17 February 2015 Delivering his final briefing as the United Nations Special Representative of the Secretary-General for Iraq, Nickolay Mladenov today stressed to the Security Council the optimism he feels for the country’s future, while tempering those hopes with fear over the many things that can go wrong.
“I am a paranoid optimist,” said Mr. Mladenov, noting the efforts made by Iraq’s political, community and religious leaders to save their country from terror. “Today, more than ever, there is a growing understanding that the country can only move forward based on the principles of democracy, rule of law, respect for diversity and inclusivity.”
Even though the national unity Government was set on addressing many long-standing concerns of the Iraqi people, Mr. Mladenov said that he remains “paranoid.”
“So many things can go wrong,” he warned. “ISIL (Islamic State in Iraq and the Levant) remains in control of most of Iraq’s western provinces, the fragile efforts towards unity and reconciliation need to be carefully nurtured if they are to bear fruit, while the economy has been hit by falling low prices and skyrocketing security costs.”
He pointed to the Government’s “important steps” on political and institutional reform, economic and social reconstruction and national reconciliation, as well as its efforts to engage countries in the region.
“Iraq’s most pressing goal remains to win back territory taken by the Islamic State in Iraq and the Levant, ISIL,” he said. “The authorities have pledged to provide military and financial assistance to local leaders and tribal fighters to aid their struggle against ISIL.”
Moving forward would require expansion of the process of inclusion into the political sphere, as an exclusively military solution to the problem would be both impossible and counterproductive.
“ISIL flourishes when Iraq is weak,” he said. “Iraq is weak when it is divided by sectarian politics, when political patronage overtakes national loyalty.”
He drew attention to recent roundtables convened by the UN Mission (UNAMI) in Baghdad, Karbala and Basra which aimed at strengthening social and religious cohesions, as well as rectifying divisions within Iraqi society, and he also noted the improvement of relations between the Federal Government and the Kurdistan Regional Government.
Mr. Mladenov said many risks remained despite positive steps taken. He pointed to the toll taken by armed conflict and acts of terrorism, with over 12,000 civilians killed in 2014 and another 23,000 injured.
“Almost daily terrorist attacks continue to deliberately target all Iraqis, most notably the Shi’ite community, as well as ethnic and religious minorities across the country,” he said, decrying ISIL’s violations and abuses as “gruesome” and stressing the “serious threat” they posed to the country’s cohesion, with increasing reports of revenge attacks, and the marring of recent military gains by claims that militias have killed unarmed civilians.
The country was challenged also by fiscal constraints and UNAMI was working actively with the authorities to set up a Recovery and Reconstruction fund, while the challenge posed by supporting internally displaced persons was also huge.
He noted that 5.2 million people need humanitarian assistance, of whom 2.25 million are displaced and 235,000 are refugees from Syria, with the population of the Kurdistan Region having increased by 30 per cent because of the influx.

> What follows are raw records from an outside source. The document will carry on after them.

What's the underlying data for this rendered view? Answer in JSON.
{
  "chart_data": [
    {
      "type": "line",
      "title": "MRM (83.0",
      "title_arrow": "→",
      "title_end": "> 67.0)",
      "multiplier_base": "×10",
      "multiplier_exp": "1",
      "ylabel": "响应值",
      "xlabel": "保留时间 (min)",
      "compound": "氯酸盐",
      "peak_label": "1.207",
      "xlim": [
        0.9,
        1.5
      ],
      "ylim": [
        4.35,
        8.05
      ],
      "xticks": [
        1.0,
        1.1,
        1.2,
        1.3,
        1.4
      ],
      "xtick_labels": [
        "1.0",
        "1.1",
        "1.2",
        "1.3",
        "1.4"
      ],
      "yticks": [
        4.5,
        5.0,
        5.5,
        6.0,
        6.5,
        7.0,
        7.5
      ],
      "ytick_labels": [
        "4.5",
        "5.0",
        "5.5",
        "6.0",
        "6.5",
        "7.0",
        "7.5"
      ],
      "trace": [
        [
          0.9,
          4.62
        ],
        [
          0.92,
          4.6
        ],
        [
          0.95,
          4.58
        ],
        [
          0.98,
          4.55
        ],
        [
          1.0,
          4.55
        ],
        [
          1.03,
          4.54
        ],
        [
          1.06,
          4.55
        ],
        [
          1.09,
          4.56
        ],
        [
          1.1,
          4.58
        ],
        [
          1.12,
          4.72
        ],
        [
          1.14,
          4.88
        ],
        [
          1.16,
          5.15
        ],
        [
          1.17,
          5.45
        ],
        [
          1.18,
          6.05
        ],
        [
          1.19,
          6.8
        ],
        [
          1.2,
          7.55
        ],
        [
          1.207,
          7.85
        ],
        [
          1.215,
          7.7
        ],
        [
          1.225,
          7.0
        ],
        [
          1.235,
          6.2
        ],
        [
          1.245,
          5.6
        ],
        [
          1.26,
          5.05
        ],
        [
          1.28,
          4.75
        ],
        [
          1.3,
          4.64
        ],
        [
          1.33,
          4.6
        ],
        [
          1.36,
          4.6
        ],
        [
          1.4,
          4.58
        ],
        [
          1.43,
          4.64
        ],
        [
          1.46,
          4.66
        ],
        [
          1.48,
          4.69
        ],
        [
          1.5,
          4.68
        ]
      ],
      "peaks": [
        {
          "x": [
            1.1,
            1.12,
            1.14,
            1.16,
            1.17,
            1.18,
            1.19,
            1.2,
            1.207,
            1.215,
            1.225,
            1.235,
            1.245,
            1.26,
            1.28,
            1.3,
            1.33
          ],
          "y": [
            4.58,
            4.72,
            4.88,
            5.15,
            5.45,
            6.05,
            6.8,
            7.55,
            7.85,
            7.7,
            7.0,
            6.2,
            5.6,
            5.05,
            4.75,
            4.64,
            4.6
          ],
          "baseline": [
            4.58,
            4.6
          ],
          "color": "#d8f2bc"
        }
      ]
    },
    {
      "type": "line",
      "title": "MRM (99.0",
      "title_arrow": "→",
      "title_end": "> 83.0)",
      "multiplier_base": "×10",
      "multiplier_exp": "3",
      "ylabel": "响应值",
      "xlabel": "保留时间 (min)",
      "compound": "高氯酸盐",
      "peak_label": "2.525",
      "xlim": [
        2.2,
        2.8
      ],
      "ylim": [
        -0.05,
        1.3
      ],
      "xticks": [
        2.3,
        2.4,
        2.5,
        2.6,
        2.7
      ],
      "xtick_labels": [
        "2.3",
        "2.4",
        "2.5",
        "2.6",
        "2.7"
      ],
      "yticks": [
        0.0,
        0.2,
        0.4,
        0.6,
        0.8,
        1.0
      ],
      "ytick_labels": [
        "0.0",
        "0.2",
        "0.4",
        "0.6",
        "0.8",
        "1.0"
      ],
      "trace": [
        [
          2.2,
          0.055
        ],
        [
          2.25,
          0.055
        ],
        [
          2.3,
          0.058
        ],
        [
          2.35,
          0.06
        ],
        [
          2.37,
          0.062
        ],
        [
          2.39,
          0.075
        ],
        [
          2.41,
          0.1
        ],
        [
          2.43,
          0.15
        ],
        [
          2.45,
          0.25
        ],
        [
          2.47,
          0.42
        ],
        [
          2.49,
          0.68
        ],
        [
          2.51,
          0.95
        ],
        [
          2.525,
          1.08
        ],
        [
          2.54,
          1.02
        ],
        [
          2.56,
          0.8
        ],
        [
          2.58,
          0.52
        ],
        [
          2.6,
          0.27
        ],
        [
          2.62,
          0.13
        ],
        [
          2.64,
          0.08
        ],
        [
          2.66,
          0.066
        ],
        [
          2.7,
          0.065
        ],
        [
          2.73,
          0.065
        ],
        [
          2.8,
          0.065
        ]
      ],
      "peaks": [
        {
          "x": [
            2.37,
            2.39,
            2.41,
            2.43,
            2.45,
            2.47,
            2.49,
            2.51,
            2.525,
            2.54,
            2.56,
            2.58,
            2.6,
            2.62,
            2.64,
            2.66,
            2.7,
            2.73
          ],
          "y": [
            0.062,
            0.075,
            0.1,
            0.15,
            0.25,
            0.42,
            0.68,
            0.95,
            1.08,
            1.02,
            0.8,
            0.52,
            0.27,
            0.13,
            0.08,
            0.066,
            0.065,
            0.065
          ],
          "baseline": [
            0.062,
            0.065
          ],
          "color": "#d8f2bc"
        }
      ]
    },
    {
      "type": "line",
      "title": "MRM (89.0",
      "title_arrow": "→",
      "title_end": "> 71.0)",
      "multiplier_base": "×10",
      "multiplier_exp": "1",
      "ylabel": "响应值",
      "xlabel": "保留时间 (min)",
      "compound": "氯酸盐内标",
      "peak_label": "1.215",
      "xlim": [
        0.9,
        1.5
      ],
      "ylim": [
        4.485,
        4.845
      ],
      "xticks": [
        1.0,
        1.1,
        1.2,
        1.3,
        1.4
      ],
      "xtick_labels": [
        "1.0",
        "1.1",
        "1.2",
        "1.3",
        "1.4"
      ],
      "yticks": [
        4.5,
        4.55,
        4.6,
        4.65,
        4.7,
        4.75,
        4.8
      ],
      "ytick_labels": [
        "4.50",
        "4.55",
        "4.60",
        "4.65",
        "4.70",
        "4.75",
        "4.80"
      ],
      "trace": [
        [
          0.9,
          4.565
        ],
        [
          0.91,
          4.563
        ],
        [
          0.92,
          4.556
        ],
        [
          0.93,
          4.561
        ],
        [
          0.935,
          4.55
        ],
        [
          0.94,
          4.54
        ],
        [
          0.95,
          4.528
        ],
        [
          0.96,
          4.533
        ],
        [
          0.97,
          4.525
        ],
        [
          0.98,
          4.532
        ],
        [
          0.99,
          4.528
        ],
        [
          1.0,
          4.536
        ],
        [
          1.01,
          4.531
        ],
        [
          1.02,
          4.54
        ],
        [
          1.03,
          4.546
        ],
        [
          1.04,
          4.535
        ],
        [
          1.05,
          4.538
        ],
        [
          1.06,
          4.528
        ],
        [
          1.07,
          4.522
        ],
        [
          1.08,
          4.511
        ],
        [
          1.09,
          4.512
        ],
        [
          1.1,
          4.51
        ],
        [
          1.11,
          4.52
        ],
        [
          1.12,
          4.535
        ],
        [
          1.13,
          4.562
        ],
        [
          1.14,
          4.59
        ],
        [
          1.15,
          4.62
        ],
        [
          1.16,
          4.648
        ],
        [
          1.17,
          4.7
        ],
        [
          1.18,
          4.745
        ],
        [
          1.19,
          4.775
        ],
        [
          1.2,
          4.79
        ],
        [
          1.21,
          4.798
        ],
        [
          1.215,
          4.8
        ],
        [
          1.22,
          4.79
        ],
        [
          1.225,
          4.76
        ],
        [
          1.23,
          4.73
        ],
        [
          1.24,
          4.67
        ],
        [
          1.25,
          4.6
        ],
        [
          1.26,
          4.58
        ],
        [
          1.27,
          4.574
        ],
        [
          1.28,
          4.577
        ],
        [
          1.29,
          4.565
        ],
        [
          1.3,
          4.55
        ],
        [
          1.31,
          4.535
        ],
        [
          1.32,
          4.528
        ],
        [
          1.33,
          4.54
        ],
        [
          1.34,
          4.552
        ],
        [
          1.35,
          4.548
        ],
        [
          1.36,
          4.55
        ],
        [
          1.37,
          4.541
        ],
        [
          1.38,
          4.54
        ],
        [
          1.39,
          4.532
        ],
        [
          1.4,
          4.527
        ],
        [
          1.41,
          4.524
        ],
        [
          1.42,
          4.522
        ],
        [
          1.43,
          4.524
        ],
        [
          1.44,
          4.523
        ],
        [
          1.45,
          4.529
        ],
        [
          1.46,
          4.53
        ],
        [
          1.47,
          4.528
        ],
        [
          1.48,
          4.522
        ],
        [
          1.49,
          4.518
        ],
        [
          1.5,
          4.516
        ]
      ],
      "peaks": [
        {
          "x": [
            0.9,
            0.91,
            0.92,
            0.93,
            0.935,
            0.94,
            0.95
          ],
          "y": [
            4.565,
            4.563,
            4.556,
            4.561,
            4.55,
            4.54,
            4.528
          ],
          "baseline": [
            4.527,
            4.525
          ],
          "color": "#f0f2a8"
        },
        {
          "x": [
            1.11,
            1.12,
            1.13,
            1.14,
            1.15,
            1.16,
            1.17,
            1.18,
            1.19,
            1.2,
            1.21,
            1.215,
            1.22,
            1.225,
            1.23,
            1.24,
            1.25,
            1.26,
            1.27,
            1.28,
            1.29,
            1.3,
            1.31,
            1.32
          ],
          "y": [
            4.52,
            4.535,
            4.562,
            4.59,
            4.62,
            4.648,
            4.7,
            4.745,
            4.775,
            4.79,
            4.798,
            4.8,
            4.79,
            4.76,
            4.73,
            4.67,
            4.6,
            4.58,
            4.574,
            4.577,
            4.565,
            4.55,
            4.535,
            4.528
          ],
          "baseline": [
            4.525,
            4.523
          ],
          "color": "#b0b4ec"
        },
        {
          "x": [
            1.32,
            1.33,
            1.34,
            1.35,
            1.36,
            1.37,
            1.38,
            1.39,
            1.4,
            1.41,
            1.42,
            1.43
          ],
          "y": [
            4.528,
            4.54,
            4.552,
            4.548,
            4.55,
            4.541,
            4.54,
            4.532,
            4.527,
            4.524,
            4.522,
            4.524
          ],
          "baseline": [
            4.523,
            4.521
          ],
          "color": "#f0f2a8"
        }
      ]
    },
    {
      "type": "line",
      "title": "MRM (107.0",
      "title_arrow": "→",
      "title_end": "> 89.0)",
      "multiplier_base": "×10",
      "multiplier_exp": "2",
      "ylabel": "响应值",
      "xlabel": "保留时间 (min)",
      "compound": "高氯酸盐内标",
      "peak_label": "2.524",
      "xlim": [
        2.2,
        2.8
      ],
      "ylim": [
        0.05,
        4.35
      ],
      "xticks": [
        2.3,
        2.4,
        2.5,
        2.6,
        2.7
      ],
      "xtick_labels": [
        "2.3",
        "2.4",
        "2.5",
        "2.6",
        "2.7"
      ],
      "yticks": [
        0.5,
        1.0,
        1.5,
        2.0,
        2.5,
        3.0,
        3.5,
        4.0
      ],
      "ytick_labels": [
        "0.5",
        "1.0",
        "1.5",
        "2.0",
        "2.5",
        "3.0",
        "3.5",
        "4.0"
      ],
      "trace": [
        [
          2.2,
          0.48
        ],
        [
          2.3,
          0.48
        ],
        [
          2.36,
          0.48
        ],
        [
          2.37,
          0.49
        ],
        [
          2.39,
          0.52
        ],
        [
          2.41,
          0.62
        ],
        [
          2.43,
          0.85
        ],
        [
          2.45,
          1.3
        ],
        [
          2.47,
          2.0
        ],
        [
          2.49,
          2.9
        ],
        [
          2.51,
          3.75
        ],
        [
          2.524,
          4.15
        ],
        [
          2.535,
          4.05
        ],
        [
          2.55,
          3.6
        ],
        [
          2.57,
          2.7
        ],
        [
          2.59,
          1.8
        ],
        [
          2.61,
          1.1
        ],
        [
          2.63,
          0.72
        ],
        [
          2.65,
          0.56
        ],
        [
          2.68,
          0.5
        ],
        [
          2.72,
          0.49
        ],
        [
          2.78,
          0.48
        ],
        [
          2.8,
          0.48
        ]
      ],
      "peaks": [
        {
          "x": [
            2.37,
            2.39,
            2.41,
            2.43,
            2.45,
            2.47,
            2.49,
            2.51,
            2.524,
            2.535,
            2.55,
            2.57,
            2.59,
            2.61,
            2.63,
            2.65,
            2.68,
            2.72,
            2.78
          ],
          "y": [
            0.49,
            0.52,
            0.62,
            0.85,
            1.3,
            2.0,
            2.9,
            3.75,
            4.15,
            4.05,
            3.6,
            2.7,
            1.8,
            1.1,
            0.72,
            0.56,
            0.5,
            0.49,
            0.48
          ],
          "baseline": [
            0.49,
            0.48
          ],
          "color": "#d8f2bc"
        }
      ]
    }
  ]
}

“Let me sound some alarm bells,” he said. “Sixty per cent of humanitarian operations in Iraq are likely to shut-down or be curtailed unless funding is received in the next few weeks. The food pipeline will break in mid-May unless funding is received before March. The essential medicines pipeline will break at the end of March.”
The UN’s humanitarian country team had listed fast track priorities which could not be postponed or ignored and he called for $150 million to support IDPs.
Mr. Mladenov also spoke about the issue of missing Kuwaiti and third-country nationals and property, pointing out that the Kuwaiti Government and people were “understandably disappointed” that nothing tangible has been achieved for many years on the matter.
With goodwill between Iraq and Kuwait at its highest now since 1990, he said it was an “opportune moment” for the countries’ leaderships to come together on an important humanitarian issue.